Tsai, yang merupakan keturunan Hakka, adalah satu dari sembilan anak yang lahir dari keluarga bisnis kaya.
Tsai meraih gelar sarjana hukum (1978) dari Universitas Nasional Taiwan di Taipei. Selanjutnya, ia kuliah di Cornell University (1980) dan London School of Economics (1984), dengan masing-masing memperoleh gelar master dan doktor dalam bidang hukum.
Sebagai ahli taktik yang cerdik, Tsai menghabiskan 15 tahun sebagai negosiator perdagangan sebelum memimpin Dewan Urusan Daratan Taiwan, yang menangani masalah dengan China daratan. Ia juga menjadi ketua Partai Progresif Demokratik, dilansir CNN.

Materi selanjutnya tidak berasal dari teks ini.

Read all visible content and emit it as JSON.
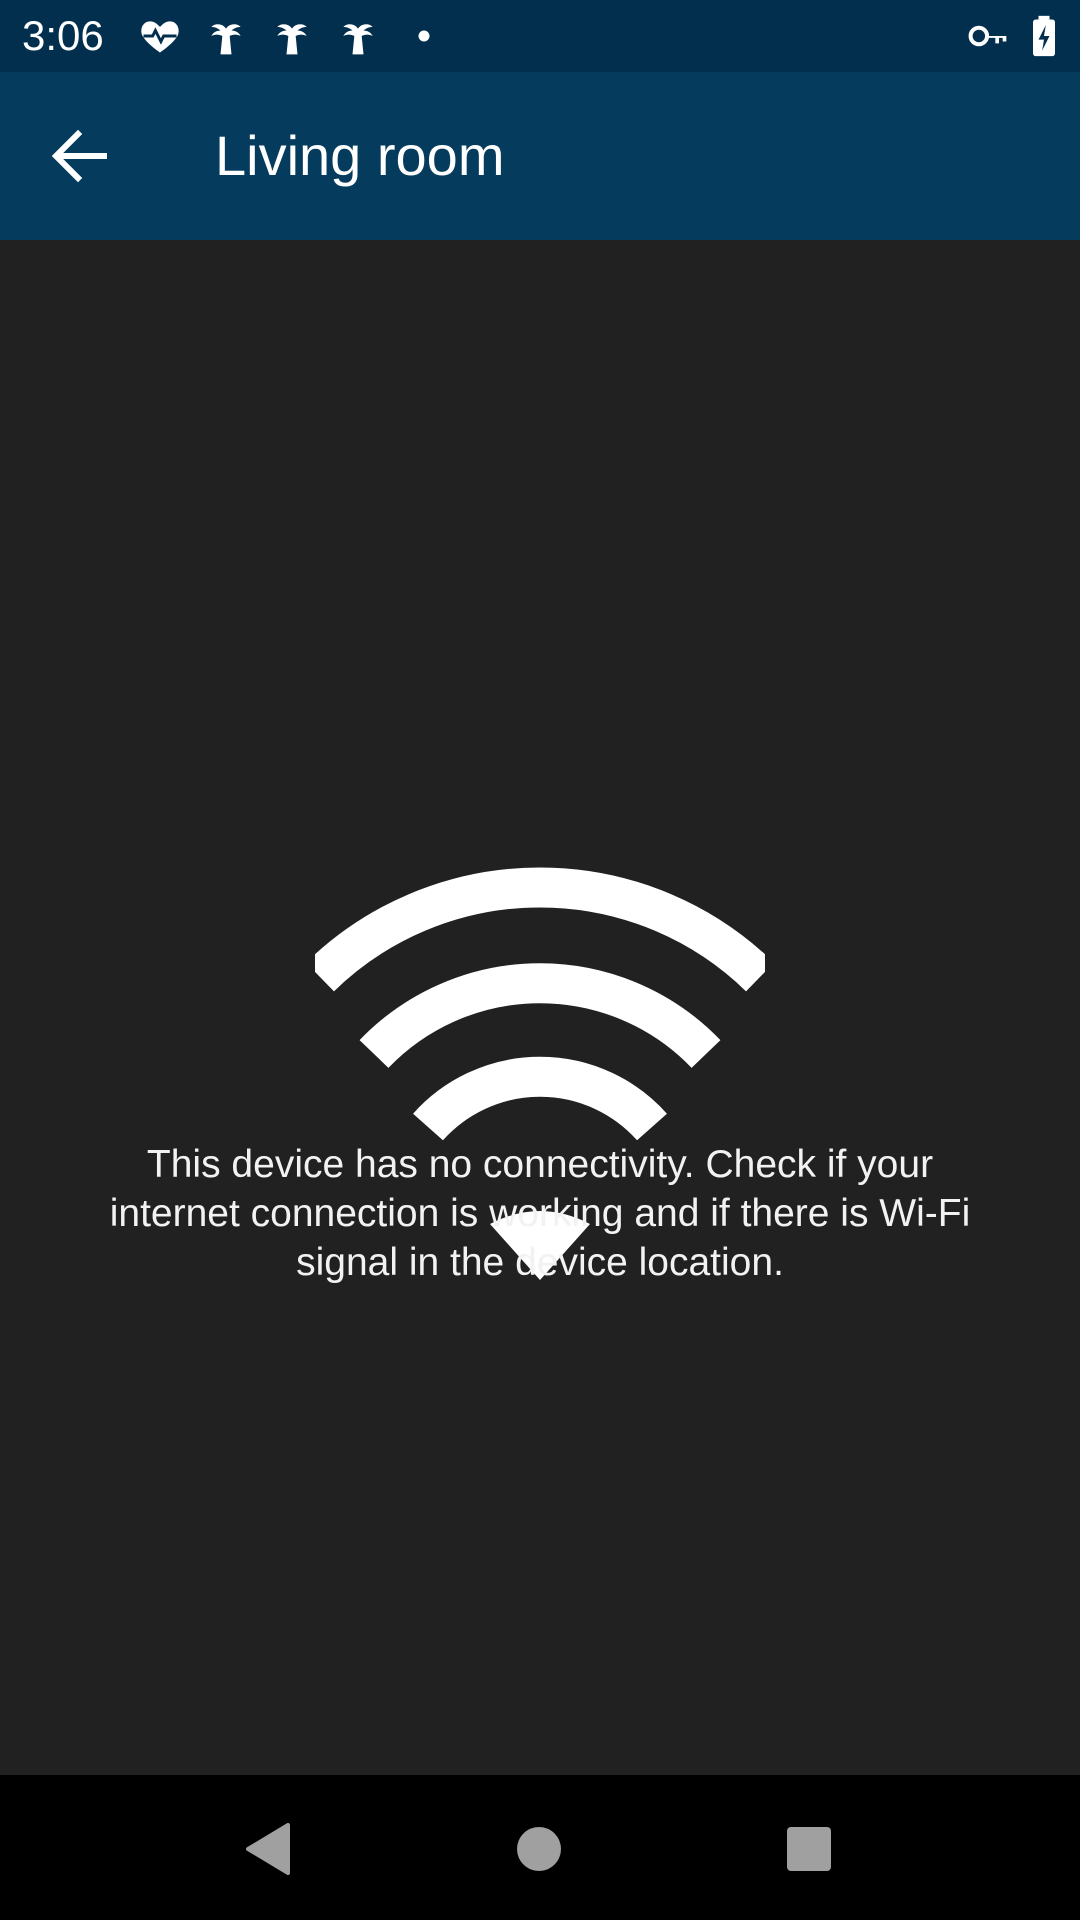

Walaupun begitu, Tsai dikenal sebagai pemimpin yang introvert. Ia menghargai privasi dan tidak suka keramaian.
“Ketika saya menjadi presiden, saya tampak seperti seseorang yang agak terisolasi dan [publik] merasa ada semacam jarak antara saya dan mereka,” cerita Tsai.
Tak hanya itu, Tsai juga mengungkapkan penyesalannya pada awal menjabat sebagai pemimpin Taiwan. Ia menyesal tidak menghabiskan cukup waktu dengan pemilih Taiwan.
“Banyak orang mengira saya agak terpisah dari mereka,” katanya.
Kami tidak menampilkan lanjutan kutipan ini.